SEATTLE (Legal Newsline) – Plaintiffs attorneys who target food and beverage companies with class action lawsuits are showing no signs of slowing down, according to analysis from international law firm Perkins Coie that also shows California’s lawyers are the most active.
Two members of the firm hosted a mid-year summary on food and beverage class actions on Aug. 2, presenting figures that show 2017 is on pace for a similar amount of filings as the previous two years. With 83 cases filed in the first seven months of the year, Perkins Coie projects 143 for the year.
That’s nearly identical to 2016 (145 lawsuits) and a little behind 2015 (158). In 2008, there were only 19.
“There’s been a return to California as the forum of preference for food and beverage class action lawsuits,” Perkins Coie’s Charles Sipos said during a one-hour webinar.
In fact, California courts have seen 47 food industry class actions in 2017, compared to only 12 by second-place New York.
It’s a larger gap than last year, when 65 were filed in California and 35 in New York.
Legal Newsline has reported on several of these cases, which boil down to a few separate types of claims.
There are lawsuits in which consumers claim they were misled into buying the product. Such was the case in Vicky Silva’s Oregon lawsuit that says she thought coconut-flavored sparkling water would contain coconut milk or water.
The company argued that a label on the product stated: “Contains no coconut.”
Similarly, lawsuits have been filed against the makers of ginger ale. Plaintiffs allege there is no ginger in the soda, despite being marketed as so.
Lawsuits alleging false or misleading claims make up the majority of cases filed since 2015. So far, 40 have been filed in 2017.
Nineteen lawsuits this year have alleged companies falsely use the phrase “all natural” to describe their products.
Defendants, like Utz and salad dressing maker Annie’s Homegrown, are facing these cases despite a lack of federal guidance on what makes a food “natural.” Plaintiffs and their lawyers say some products labeled that way actually contain non-natural, artificial and synthetic ingredients and preservatives.
“The (Food and Drug Administration) does have an informal policy, but that policy has not been given the weight of law,” Sipos said.
In fact, Sipos said Congress is tiring of the FDA’s delay, given that it was asked in November 2015 to define “natural.” More than 7,600 comments have been submitted to the FDA.
A pending appropriations bill would force the FDA to act.
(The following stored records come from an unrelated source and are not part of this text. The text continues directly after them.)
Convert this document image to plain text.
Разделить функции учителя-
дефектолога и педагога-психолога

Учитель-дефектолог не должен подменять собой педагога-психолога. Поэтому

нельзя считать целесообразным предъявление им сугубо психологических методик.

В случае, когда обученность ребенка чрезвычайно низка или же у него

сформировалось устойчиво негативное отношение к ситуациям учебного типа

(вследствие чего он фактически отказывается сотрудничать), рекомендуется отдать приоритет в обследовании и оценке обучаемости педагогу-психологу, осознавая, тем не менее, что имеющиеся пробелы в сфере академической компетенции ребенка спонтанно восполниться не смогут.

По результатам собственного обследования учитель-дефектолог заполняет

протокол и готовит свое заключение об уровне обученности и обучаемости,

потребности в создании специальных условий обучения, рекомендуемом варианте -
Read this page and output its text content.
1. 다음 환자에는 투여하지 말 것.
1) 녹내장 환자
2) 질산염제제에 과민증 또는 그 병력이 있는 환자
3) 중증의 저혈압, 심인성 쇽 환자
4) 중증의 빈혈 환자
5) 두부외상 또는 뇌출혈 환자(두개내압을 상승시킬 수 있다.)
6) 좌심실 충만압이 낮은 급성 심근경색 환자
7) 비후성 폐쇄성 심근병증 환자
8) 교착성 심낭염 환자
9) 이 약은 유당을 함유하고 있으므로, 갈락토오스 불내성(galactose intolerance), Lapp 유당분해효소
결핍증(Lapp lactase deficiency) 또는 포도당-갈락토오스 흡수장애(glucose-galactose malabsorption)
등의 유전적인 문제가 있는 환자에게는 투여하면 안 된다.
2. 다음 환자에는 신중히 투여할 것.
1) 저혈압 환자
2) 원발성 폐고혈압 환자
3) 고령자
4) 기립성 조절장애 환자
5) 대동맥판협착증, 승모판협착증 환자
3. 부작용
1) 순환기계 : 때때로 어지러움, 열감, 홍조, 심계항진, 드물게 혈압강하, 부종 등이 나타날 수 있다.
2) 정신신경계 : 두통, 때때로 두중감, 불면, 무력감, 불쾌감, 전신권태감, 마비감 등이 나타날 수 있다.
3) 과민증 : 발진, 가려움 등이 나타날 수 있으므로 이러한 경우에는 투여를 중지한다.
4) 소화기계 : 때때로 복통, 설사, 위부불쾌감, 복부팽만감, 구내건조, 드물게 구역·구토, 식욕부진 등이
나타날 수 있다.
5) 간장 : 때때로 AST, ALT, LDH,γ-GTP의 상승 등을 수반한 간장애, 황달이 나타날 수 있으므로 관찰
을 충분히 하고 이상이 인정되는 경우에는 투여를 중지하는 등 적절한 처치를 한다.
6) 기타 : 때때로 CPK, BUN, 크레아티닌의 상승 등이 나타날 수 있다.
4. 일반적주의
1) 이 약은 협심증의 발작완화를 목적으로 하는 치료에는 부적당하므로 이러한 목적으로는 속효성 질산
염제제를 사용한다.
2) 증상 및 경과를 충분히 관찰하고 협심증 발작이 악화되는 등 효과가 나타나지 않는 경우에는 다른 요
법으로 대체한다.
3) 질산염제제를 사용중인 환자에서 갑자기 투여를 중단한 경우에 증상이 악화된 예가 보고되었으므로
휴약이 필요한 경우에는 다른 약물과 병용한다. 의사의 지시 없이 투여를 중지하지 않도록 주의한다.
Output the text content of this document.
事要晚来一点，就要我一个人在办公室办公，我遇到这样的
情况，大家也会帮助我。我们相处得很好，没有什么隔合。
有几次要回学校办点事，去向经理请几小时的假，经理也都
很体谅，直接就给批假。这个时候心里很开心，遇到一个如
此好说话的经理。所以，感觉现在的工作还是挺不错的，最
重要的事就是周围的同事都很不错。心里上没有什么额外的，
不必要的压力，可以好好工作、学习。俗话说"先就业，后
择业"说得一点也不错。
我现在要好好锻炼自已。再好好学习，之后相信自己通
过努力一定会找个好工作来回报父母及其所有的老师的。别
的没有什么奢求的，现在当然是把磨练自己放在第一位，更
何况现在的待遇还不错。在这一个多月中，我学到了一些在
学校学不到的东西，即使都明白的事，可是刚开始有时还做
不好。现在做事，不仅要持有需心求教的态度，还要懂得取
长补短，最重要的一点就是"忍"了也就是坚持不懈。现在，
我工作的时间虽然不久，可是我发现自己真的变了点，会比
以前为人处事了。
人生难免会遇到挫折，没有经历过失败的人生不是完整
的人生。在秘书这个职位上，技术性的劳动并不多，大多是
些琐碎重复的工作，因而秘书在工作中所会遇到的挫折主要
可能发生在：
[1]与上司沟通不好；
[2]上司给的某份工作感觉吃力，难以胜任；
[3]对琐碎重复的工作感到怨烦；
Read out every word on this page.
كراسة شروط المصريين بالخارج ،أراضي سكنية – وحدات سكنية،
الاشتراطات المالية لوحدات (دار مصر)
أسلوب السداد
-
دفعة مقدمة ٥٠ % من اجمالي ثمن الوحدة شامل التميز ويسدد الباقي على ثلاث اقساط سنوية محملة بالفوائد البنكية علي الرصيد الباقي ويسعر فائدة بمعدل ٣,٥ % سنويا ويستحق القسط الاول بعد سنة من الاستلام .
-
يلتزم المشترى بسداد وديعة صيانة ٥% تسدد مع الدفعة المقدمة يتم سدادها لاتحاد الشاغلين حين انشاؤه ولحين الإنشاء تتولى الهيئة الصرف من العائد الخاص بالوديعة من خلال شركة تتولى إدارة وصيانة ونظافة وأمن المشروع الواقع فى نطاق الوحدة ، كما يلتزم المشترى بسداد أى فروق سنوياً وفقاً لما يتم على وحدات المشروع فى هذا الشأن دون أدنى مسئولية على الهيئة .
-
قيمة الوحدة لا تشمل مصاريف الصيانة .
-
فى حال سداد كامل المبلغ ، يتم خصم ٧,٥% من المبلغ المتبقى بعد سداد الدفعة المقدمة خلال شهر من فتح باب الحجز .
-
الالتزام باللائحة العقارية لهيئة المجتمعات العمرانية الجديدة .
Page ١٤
The agency would be required to report to Congress 60 days after the bill’s passage on the status of its rulemaking activity.
“It encourages the FDA to promulgate a regulation to have some sort of uniform, standard use for that term,” Sipos said, adding that it shows Congress prefers regulation to litigation to settle the issue.
In the meantime, judges have stayed some of these cases, but a couple of stays have been recently lifted.
Another main type of food and beverage class action concerns “slack fill,” the amount of empty space in packaging. Plaintiffs allege they are tricked by the size of the package and upset to find how much actual product is inside.
Muscle Milk received a favorable decision in New York federal court late last year, but that hasn’t stopped plaintiffs attorneys.
Among the products mentioned in these cases are Jolly Ranchers, Hot Tamales, Mike and Ikes, Whoppers, Ice Breakers, Reese’s Pieces and pepper.
Unlike the term “natural,” slack fill has an official definition from the FDA, but defendants argue it can be necessary and useful. Plus, labels show the products’ weight and how many servings are inside.
Fourteen of these cases have been filed in 2017, according to Perkins Coie. There were 37 last year and 30 in 2015.
Missouri is a jurisdiction to watch for these cases, Breena Roos said during the webinar. The state has recently drawn attention from legal reformers as a result of massive verdicts in talcum powder litigation in St. Louis.
“The reason why Missouri is targeted, in state court at least, is they’re considered a very plaintiff-friendly jurisdiction and it’s quite difficult to get a case dismissed early on,” Sipos added.
The state saw 14 food and beverage class actions last year, third-most in the country. This year, there have been six.
Still, California remains the king. If a plaintiffs attorney can’t get a nationwide class certified by a judge, it makes sense to focus on the laws of a state with a large population to create large statewide class.
The U.S. Court of Appeals for the Ninth Circuit, in San Francisco has given district courts leeway to determine if plaintiffs’ damages models are accurate enough when certifying a class, Sipos said.
Other favorable rulings make it harder for defendants to win their motions to dismiss, he added.
“Defendants would be well-served picking apart damages models and demonstrating that the models proffered might not have a tight enough relationship to putative class members or might not be reflective of actual market data,” Sipos said.